I’ve written a handy bash script to scan documents, correct them and process with OCR.

So this to work properly you need to install iscanimage, imagemagick and tesseract. Also using the amazing zathura to open it for inspection.

pages=${2:-1}
crop_geometry=2400x3480+0+0
skew=0
deborder_cmd=(-fuzz 10% -fill white -draw "color 2540,3500 floodfill" )

for (( i=1; i<=$pages; i++ ))
do
	echo $i
	scanimage --format tiff --resolution 300  > "/tmp/scan$i.tiff"

	skew=`convert -quiet /tmp/scan$i.tiff \
		-crop $crop_geometry \
		+repage \
		-level 10%,80%,1 \
		-monochrome \
		"pnm:-" | pamtilt`

	skew=`perl -e "if (abs($skew)>0.1 && abs($skew)<3.0) { print (- $skew) } else { print 0 }"`

	convert  /tmp/scan$i.tiff \
		-background white \
		-rotate $skew \
		+matte "${deborder_cmd[@]}" \
		-level 10%,80%,1 \
		-crop $crop_geometry \
		+repage \
		+matte \
		-format tiff \
		/tmp/scan_converted$i.tiff
done

tiffcp /tmp/scan_converted*.tiff /tmp/scan_merged.tiff
tesseract /tmp/scan_merged.tiff - pdf > $1.pdf
rm /tmp/scan*
zathura $1.pdf

Save this somewhere in $PATH (don’t forget to chmod +x). And then calling it is easy. Just add a filename and how many pages it will be:

$ scan mortgage_`$date -I` 4

This will scan four pages and save it as mortgage_<CURRENT_DATE>.pdf.

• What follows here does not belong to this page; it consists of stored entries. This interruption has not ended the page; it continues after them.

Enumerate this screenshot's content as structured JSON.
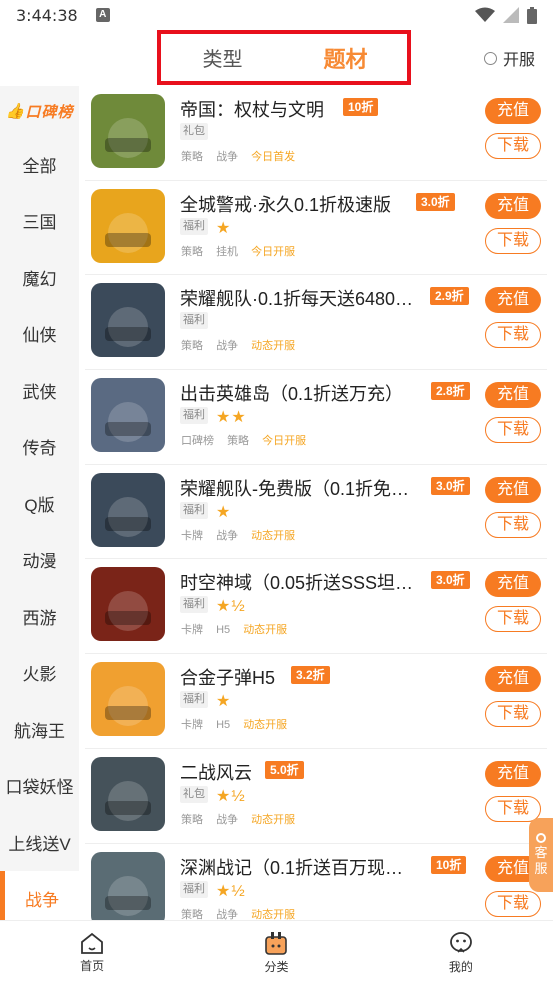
{
  "status_bar": {
    "time": "3:44:38",
    "badge": "A"
  },
  "header": {
    "tabs": [
      {
        "label": "类型"
      },
      {
        "label": "题材"
      }
    ],
    "kaifu_label": "开服"
  },
  "sidebar": {
    "rank_label": "口碑榜",
    "categories": [
      "全部",
      "三国",
      "魔幻",
      "仙侠",
      "武侠",
      "传奇",
      "Q版",
      "动漫",
      "西游",
      "火影",
      "航海王",
      "口袋妖怪",
      "上线送V",
      "战争"
    ]
  },
  "games": [
    {
      "name": "帝国：权杖与文明",
      "discount": "10折",
      "tag": "礼包",
      "stars": "",
      "meta": [
        "策略",
        "战争"
      ],
      "status": "今日首发",
      "icon": "soldier-icon",
      "icon_color": "#6f8a3a"
    },
    {
      "name": "全城警戒·永久0.1折极速版",
      "discount": "3.0折",
      "tag": "福利",
      "stars": "★",
      "meta": [
        "策略",
        "挂机"
      ],
      "status": "今日开服",
      "icon": "tank-badge-icon",
      "icon_color": "#e8a51d"
    },
    {
      "name": "荣耀舰队·0.1折每天送6480…",
      "discount": "2.9折",
      "tag": "福利",
      "stars": "",
      "meta": [
        "策略",
        "战争"
      ],
      "status": "动态开服",
      "icon": "warship-icon",
      "icon_color": "#3b4a5a"
    },
    {
      "name": "出击英雄岛（0.1折送万充）",
      "discount": "2.8折",
      "tag": "福利",
      "stars": "★★",
      "meta": [
        "口碑榜",
        "策略"
      ],
      "status": "今日开服",
      "icon": "heroine-icon",
      "icon_color": "#5a6a82"
    },
    {
      "name": "荣耀舰队-免费版（0.1折免…",
      "discount": "3.0折",
      "tag": "福利",
      "stars": "★",
      "meta": [
        "卡牌",
        "战争"
      ],
      "status": "动态开服",
      "icon": "warship-icon",
      "icon_color": "#3b4a5a"
    },
    {
      "name": "时空神域（0.05折送SSS坦…",
      "discount": "3.0折",
      "tag": "福利",
      "stars": "★½",
      "meta": [
        "卡牌",
        "H5"
      ],
      "status": "动态开服",
      "icon": "tank-icon",
      "icon_color": "#7a2418"
    },
    {
      "name": "合金子弹H5",
      "discount": "3.2折",
      "tag": "福利",
      "stars": "★",
      "meta": [
        "卡牌",
        "H5"
      ],
      "status": "动态开服",
      "icon": "explosion-icon",
      "icon_color": "#f0a030"
    },
    {
      "name": "二战风云",
      "discount": "5.0折",
      "tag": "礼包",
      "stars": "★½",
      "meta": [
        "策略",
        "战争"
      ],
      "status": "动态开服",
      "icon": "helmet-soldier-icon",
      "icon_color": "#45525a"
    },
    {
      "name": "深渊战记（0.1折送百万现…",
      "discount": "10折",
      "tag": "福利",
      "stars": "★½",
      "meta": [
        "策略",
        "战争"
      ],
      "status": "动态开服",
      "icon": "mech-icon",
      "icon_color": "#5a6c74"
    }
  ],
  "buttons": {
    "recharge": "充值",
    "download": "下载"
  },
  "service": {
    "line1": "客",
    "line2": "服"
  },
  "bottom_nav": [
    {
      "label": "首页"
    },
    {
      "label": "分类"
    },
    {
      "label": "我的"
    }
  ]
}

OK, you might ask, this solves the “piles of paper problem”, but how do I search in this mess? Easy just use my (quickly put together, poorly documented) smart little cli tool: pdfq.

Install it using go install git.sr.ht/~ghost08/pdfq@latest. Then navigate to your scan pile directory and create a index:

$ pdfq index

pdfq uses bleve for a fulltext search index and searching documents is easy:

$ pdfq search mortgage
/home/vlado/scanpile/mortgage_20220214.pdf
/home/vlado/scanpile/mortgage_20220321.pdf

Managing bureaucracy with some hacking, linux and open source is a breeze :)